- Interactive map of Vormstad
- Vormstad Vormstad
- Coordinates: 63°11′59″N 9°46′12″E﻿ / ﻿63.1997°N 09.7699°E
- Country: Norway
- Region: Central Norway
- County: Trøndelag
- District: Orkdalen
- Municipality: Orkland Municipality

Area
- • Total: 0.33 km^{2} (0.13 sq mi)
- Elevation: 30 m (98 ft)

Population (2012)
- • Total: 311
- • Density: 942/km^{2} (2,440/sq mi)
- Time zone: UTC+01:00 (CET)
- • Summer (DST): UTC+02:00 (CEST)
- Post Code: 7327 Svorkmo

= Vormstad =

Village in Orkland Municipality, Norway

Vormstad is a village in Orkland Municipality in Trøndelag county, Norway. The village is located along the Orkla River between the villages of Svorkmo and Fannrem. The village of Hoston lies about 9 km west of Vormstad.
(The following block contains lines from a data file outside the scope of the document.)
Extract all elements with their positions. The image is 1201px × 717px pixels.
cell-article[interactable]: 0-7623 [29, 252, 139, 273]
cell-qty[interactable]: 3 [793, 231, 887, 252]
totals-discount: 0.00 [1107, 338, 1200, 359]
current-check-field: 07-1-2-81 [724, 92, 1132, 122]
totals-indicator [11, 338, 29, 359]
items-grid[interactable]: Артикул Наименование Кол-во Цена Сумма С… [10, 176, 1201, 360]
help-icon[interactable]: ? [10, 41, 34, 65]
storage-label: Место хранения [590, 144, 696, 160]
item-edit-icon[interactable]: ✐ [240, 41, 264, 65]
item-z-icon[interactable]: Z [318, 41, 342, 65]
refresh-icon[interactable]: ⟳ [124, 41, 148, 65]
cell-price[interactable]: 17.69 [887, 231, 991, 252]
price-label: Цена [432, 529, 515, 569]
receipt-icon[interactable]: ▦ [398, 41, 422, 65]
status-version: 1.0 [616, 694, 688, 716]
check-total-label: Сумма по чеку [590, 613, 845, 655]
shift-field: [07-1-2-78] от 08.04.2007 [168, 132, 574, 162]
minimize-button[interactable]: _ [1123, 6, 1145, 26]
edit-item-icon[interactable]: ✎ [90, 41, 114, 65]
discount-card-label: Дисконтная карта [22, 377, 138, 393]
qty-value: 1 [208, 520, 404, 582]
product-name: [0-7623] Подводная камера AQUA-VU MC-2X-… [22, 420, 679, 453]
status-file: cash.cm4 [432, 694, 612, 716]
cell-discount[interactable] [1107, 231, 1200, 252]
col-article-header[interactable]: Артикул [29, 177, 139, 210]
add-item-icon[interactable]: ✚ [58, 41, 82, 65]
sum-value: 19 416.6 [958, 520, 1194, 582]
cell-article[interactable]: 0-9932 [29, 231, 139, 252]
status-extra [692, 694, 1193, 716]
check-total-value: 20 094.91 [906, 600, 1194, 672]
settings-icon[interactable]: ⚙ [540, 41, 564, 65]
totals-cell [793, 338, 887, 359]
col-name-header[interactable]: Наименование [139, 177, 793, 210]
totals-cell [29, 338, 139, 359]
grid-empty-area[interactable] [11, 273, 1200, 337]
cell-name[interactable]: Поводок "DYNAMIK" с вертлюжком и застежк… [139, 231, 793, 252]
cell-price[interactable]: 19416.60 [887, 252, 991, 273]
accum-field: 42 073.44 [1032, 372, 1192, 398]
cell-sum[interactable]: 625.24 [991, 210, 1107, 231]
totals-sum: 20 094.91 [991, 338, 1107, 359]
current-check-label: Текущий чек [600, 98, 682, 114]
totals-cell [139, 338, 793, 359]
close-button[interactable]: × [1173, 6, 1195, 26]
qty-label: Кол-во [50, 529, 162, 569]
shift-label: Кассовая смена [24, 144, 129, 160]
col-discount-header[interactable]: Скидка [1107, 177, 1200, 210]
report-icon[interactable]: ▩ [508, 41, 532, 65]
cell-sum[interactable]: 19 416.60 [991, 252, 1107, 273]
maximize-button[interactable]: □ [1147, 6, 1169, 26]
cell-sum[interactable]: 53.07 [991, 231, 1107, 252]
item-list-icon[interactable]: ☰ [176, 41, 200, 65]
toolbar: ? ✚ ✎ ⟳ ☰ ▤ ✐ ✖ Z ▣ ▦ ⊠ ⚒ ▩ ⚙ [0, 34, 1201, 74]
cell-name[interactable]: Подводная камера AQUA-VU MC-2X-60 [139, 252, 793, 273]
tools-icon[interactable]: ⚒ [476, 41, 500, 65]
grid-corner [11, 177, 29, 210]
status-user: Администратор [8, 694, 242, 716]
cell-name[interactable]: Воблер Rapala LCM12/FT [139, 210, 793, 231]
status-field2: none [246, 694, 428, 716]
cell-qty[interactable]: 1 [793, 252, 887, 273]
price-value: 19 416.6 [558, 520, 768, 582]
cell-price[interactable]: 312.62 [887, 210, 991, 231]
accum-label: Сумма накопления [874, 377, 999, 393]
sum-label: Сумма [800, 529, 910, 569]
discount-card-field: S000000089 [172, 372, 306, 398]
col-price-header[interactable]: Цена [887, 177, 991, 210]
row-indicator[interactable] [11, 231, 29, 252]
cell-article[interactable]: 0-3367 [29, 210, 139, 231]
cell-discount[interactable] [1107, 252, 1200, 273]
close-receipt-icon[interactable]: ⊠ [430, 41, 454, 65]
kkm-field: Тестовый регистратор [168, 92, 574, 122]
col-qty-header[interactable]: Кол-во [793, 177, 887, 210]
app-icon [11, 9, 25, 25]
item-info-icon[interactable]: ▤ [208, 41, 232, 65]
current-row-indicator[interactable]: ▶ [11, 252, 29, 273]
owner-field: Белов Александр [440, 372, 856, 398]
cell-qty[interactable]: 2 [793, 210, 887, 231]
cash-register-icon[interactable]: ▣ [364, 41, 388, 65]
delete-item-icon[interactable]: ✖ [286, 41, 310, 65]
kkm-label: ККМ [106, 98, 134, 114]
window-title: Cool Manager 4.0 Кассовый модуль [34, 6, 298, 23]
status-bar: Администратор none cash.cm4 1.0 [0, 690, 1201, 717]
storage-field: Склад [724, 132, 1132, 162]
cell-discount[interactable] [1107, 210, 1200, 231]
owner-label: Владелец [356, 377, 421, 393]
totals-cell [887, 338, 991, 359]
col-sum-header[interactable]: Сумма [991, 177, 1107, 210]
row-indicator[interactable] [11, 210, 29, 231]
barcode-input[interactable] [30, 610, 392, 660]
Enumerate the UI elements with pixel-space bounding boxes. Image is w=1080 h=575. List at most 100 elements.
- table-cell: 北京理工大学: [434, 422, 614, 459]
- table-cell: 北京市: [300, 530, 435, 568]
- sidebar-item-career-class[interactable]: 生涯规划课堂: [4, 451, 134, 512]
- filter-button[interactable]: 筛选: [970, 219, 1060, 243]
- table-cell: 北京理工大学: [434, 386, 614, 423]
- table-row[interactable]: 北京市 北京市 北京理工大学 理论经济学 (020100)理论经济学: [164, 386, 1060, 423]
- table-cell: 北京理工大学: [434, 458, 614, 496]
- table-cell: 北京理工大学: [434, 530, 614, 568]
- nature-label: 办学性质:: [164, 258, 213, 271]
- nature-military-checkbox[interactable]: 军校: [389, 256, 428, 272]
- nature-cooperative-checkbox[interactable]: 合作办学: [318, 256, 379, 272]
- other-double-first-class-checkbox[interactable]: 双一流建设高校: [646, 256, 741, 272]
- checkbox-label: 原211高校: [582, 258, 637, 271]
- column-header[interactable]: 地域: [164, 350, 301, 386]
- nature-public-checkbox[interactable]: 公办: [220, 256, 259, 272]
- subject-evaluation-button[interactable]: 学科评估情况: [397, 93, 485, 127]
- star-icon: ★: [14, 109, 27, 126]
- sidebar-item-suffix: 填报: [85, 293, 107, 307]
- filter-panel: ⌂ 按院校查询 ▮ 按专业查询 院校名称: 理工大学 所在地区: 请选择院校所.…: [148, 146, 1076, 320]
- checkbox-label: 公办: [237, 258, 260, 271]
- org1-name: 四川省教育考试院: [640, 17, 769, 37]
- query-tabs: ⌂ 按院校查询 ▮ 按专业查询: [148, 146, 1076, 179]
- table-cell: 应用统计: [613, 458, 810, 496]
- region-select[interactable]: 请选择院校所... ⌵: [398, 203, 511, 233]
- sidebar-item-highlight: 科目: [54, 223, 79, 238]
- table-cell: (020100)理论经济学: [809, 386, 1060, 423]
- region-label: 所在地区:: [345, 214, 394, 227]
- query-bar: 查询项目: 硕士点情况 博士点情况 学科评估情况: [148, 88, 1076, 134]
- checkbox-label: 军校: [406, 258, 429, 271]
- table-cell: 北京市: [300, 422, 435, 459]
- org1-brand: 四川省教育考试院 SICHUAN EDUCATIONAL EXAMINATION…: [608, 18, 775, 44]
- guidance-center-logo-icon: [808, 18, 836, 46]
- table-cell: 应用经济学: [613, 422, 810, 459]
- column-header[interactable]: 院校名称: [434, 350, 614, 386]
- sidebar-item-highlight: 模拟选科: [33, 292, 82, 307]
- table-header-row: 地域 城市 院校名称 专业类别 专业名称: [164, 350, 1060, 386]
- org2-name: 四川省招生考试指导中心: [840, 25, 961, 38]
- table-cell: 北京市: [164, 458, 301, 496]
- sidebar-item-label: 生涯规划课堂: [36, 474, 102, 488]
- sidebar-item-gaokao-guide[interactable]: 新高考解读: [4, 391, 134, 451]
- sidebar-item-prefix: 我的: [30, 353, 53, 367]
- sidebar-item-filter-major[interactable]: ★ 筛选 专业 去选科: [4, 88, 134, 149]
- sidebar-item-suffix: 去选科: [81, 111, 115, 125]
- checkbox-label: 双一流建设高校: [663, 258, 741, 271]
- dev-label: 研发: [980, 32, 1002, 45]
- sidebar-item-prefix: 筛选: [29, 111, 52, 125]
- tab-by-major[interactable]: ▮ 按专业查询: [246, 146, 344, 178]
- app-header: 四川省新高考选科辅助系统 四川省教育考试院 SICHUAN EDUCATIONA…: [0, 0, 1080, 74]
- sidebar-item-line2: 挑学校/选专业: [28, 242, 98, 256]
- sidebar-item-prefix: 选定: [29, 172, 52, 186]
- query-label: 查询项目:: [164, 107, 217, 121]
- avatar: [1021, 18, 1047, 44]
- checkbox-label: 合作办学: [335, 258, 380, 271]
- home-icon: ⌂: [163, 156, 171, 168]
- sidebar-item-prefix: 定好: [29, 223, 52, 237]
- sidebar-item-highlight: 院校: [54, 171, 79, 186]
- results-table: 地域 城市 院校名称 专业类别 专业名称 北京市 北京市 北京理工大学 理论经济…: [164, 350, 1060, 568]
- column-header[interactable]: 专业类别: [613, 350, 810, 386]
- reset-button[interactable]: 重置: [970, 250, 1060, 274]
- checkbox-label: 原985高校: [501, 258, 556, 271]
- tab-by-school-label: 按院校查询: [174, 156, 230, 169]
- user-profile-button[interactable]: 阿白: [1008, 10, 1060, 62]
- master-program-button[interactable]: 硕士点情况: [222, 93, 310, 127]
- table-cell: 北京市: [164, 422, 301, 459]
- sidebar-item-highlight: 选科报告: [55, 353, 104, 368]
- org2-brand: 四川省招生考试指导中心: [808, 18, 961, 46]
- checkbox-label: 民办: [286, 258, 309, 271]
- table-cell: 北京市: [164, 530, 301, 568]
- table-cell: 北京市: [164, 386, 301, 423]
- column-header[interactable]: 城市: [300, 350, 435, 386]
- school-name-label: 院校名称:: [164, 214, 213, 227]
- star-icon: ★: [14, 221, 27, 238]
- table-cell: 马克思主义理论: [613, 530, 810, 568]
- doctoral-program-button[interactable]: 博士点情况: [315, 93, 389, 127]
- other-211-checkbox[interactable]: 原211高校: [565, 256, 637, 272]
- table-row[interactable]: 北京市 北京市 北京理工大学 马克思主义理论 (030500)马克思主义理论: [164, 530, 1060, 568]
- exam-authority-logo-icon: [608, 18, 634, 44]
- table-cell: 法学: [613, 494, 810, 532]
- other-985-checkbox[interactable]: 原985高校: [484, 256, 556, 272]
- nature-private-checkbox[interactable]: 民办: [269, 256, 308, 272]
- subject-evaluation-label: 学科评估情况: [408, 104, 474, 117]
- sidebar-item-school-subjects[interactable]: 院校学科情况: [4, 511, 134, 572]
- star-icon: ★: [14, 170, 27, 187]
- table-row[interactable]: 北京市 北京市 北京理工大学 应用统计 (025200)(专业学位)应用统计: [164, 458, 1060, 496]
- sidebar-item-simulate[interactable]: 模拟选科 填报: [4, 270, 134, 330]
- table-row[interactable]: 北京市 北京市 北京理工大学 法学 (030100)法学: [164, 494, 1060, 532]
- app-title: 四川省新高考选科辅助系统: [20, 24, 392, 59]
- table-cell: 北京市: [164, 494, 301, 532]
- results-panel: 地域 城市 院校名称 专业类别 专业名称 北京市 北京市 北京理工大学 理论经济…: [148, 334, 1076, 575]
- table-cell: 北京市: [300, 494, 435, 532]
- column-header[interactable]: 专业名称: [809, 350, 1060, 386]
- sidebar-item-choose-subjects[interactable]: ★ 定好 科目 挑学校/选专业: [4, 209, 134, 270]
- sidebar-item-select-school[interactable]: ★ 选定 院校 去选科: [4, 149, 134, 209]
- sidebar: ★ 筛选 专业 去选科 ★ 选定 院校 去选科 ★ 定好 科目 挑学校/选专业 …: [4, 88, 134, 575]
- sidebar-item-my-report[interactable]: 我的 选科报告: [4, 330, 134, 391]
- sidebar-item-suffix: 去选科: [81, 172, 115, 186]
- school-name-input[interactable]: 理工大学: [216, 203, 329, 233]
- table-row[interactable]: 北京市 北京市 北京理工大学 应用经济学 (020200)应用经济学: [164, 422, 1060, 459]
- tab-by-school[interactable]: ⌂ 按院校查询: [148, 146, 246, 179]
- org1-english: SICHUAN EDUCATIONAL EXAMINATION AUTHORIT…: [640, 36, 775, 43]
The 0.33 km2 village had a population (2012) of 311 and a population density of 942 PD/km2. Since 2012, the population and area data for this village area has not been separately tracked by Statistics Norway.

Vormstad is a centre for salmon fishing in the Orkla River, and the population increases many times through the fishing season in June, July, and August. Moe Church is located just south of Vormstad.

==History==
The name of the village comes from the river Vorma which flows into the Orkla River at Vormstad. The village was the municipal center of the old Orkland Municipality which existed from 1920-1963 (and it was much smaller than the present-day Orkland Municipality).